Beta-alanine is a non-essential amino acid that enhances athletic performance by reducing fatigue and increasing endurance. It is not involved in protein synthesis but plays a role in the production of carnosine, a dipeptide that decreases lactic acid accumulation in the muscles during exercise. Beta-alanine is often taken with other supplements, such as sodium bicarbonate and creatine.
Beta-alanine is an amino acid that can be taken as a dietary supplement to improve muscular endurance. It is especially beneficial for high-intensity exercises that last between one and ten minutes. Examples of said activities include 400–1500 meter run, 100–400 meter swimming, and more. Taking beta-alanine can help increase the time to exhaustion (TTE), allowing individuals to exercise for longer periods.
Furthermore, beta-alanine is advantageous for older adults, providing them with increased muscle endurance and aiding in reducing errors in protein metabolism, a process associated with aging. Carnosine also seems to have anti-aging properties, making it an appealing supplement for people wishing to retain their health and fitness into their later years.

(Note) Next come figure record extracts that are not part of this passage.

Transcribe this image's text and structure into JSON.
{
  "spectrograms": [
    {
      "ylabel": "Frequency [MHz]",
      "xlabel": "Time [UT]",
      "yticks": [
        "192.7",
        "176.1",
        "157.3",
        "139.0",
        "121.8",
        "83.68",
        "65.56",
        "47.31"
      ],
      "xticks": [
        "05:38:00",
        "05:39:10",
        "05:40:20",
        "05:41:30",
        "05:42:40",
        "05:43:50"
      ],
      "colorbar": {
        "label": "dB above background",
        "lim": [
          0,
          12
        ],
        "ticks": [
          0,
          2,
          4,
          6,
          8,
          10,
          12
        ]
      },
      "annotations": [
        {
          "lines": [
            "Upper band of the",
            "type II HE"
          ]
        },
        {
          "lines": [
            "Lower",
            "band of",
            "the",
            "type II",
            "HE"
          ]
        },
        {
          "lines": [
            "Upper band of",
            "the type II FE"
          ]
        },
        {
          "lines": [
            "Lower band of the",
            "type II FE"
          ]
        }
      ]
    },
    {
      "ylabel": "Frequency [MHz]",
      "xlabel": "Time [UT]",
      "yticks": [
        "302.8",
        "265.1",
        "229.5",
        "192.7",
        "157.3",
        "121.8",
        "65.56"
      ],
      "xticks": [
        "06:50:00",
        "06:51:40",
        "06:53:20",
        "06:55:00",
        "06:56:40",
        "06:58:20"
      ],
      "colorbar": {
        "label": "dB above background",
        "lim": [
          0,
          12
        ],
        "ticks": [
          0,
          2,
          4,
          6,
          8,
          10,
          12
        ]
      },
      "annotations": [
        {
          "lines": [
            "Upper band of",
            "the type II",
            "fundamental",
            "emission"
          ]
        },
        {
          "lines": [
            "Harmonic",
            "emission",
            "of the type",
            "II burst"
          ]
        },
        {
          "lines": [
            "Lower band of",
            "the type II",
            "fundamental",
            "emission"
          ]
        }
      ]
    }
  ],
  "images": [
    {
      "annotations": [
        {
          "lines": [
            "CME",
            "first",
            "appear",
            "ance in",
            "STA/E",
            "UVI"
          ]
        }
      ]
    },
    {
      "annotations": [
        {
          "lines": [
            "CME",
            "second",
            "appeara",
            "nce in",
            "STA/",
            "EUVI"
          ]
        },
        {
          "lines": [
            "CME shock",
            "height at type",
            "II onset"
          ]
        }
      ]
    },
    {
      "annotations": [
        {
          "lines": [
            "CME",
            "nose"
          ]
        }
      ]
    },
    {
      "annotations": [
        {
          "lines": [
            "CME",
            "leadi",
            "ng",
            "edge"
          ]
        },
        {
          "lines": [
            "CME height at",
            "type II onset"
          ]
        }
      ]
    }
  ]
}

Taking excessive amounts of beta-alanine may lead to a tingly sensation in your body, especially in the face, neck, and back of the hands. The severity of this sensation rises with dosage amount, being avoidable by taking small amounts — roughly 800 mg at a time.
Furthermore, excessive beta-alanine consumption may lower the amount of taurine absorbed in the muscles due to beta-alanine actively fighting for absorption.
The typical daily dose of beta-alanine is between 2 and 5 grams. Beta-alanine supplements seem more effective than carnosine itself at replenishing muscle carnosine levels. They can be increased further by taking beta-alanine with a meal.